Embryo selection in IVF consists on selecting an embryo for transfer with the maximum implantation potential.

The evaluation of embryos depends on dynamic and morphological criteria. The cell division rythm and symmetry, the formation of small cell fragments, the number of nuclei present in each cell, the compacting cells on day 4 and blastocyst formation on day 5 (and their characteristics) among others, are the best factors to predict embryo implantation.

Embryo development and quality depend on the sperm and the oocyte. During the first 3 days the embryo evolution depends more on the oocyte machinery, whereas from day 4, the embryonic genome is activated, which appears to reflect the sperm effect on embryo quality. To achieve high quality embryos, it is essential to improve the care of oocytes, sperm and embryos. Keeping in mind that these cells are not normally outside the human body, its removal and maintenance in the laboratory must be performed with the maximum care.

The goal of the laboratory is to obtain conditions “in vitro” as close as possible to the “in vivo” environment of fallopian tubes and uterus, in order to cause the minimum stress to gametes and embryos. It is necessary to monitor the stability of the environmental temperature (23° C) and the internal temperature of the incubator (37°). The incubators also maintain a relative humidity of 95% and a mixed gas of 7% CO2 and 5% oxygen, which are the most similar “in vivo” conditions and allow to stabilize the embryo culture pH among 7,20-7.34. To ensure that the purity of the air in contact with gametes and embryos is the best possible (without particles or volatile alcohols, perfumes, etc.), multiple filters (HEPA and active carbon) are used: external filter units for the air entering the laboratory; 2 internal laboratory and surgical units to re-filter the air; and filters in the gas entrance to the incubators to ensure that the air comes free of toxic particles. Gases used for the incubators (CO2 and Nitrogen) are of the highest purity available in the market (99.995%). We also work with a dim light to decrease potential free radicals in the environment (not normally present in the human body). Any variation from the optimal values ​​triggers the alarm bells. Materials used for the handling of gametes and embryos enter the laboratory and operating room after stringent external and internal quality and embryotoxicity controls.

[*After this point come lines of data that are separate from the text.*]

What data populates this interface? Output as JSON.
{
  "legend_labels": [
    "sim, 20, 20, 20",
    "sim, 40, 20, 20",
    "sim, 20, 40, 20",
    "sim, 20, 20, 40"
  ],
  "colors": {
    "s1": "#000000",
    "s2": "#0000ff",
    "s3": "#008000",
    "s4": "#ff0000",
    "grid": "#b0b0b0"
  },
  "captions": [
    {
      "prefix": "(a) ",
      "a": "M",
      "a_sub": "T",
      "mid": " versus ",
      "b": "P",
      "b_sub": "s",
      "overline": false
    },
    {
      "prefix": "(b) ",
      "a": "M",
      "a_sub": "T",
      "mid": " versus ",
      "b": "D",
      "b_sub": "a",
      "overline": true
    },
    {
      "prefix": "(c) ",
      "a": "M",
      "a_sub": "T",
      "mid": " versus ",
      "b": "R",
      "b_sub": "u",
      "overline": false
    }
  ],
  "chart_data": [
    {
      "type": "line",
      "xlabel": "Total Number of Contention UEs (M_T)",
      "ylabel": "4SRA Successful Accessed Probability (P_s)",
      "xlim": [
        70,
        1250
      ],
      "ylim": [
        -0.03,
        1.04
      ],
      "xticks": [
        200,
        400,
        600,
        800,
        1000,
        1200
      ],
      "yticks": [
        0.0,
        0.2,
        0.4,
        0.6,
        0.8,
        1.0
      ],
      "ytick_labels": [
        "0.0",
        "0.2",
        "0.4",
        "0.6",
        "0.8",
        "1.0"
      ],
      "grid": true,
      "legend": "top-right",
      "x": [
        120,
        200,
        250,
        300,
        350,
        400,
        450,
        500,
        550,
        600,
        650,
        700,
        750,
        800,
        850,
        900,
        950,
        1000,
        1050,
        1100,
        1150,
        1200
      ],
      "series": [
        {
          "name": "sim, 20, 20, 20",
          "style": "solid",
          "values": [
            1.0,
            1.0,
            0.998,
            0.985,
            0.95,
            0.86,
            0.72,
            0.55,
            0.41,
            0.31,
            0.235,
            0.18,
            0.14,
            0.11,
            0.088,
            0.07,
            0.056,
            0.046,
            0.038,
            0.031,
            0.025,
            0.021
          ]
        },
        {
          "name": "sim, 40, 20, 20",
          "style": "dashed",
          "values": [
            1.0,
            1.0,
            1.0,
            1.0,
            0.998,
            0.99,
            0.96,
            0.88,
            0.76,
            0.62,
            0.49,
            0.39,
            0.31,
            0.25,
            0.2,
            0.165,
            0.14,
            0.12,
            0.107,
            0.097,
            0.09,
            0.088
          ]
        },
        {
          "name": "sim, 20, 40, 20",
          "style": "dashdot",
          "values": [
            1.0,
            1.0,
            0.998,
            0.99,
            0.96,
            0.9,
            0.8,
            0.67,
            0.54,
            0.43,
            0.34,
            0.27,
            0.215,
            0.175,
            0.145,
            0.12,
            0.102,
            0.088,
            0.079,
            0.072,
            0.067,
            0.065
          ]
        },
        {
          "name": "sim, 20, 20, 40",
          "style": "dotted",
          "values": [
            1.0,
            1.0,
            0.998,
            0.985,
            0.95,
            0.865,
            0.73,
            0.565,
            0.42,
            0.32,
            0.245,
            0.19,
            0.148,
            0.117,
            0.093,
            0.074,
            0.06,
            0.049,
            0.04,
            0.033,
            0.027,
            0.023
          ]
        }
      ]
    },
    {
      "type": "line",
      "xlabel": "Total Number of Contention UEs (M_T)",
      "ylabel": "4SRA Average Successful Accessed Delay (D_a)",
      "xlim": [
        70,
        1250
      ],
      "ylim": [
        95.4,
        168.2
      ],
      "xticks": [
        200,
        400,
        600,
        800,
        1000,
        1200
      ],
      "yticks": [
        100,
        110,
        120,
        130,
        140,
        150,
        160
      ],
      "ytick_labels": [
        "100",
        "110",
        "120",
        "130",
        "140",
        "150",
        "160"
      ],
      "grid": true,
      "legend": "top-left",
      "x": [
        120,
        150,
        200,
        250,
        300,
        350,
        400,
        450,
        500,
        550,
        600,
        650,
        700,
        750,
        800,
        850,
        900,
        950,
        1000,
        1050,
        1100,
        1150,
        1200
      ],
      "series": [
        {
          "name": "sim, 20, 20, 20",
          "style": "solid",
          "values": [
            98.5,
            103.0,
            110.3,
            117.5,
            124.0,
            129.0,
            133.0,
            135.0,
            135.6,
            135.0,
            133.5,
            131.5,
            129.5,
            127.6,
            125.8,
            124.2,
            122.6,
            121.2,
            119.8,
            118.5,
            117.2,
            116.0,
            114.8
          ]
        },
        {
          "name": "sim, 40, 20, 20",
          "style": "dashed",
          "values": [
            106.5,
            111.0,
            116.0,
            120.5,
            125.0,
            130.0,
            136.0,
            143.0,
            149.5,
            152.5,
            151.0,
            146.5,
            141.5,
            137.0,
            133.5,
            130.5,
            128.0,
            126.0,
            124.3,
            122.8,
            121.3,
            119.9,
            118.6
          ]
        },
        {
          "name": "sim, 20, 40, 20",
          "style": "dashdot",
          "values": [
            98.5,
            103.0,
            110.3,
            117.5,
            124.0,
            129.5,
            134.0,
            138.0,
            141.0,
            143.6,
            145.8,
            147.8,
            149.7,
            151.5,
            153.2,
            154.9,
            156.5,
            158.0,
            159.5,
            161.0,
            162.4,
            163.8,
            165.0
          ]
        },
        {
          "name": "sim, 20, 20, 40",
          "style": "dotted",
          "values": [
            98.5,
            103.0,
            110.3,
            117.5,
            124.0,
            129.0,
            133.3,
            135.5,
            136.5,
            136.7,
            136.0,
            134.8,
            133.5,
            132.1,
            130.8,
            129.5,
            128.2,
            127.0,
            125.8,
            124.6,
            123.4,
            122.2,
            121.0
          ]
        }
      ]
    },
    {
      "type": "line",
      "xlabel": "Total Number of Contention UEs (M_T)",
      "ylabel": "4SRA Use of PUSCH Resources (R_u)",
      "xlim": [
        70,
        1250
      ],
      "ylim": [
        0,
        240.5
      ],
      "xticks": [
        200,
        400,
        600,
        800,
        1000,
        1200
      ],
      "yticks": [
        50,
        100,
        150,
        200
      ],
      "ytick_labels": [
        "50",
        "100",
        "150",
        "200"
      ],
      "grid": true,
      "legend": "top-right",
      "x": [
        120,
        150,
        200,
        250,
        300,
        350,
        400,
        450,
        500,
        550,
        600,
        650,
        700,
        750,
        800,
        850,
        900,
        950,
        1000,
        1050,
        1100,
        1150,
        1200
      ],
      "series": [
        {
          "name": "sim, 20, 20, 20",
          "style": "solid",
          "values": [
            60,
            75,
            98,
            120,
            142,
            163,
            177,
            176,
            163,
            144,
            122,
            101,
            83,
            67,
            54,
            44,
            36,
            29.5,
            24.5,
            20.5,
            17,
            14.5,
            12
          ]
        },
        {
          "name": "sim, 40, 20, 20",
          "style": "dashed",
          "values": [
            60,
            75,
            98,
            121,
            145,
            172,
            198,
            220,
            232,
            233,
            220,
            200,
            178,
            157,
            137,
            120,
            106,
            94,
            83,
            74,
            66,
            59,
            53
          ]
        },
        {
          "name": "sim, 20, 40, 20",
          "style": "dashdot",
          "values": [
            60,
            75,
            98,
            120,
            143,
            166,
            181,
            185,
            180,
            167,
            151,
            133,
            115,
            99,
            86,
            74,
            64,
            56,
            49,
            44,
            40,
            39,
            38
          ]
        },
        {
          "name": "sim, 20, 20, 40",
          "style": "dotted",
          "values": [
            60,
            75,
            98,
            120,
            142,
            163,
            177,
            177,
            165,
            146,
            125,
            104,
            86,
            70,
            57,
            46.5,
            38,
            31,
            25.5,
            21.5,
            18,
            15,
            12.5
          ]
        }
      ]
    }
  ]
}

It is noteworthy that culture media have substantially improved over the years. Incorporating sequential media, having different concentrations and different nutrients depending on the degree of development of the embryo, have enabled us to keep embryos in culture for 5 days, allowing us to study their evolution.

With all these tools in our hands, and the team’s experience, we are able to obtain a high percentage of embryos of excellent quality and select the best embryo for transfer, and thus give patients…..their best opportunity of pregnancy.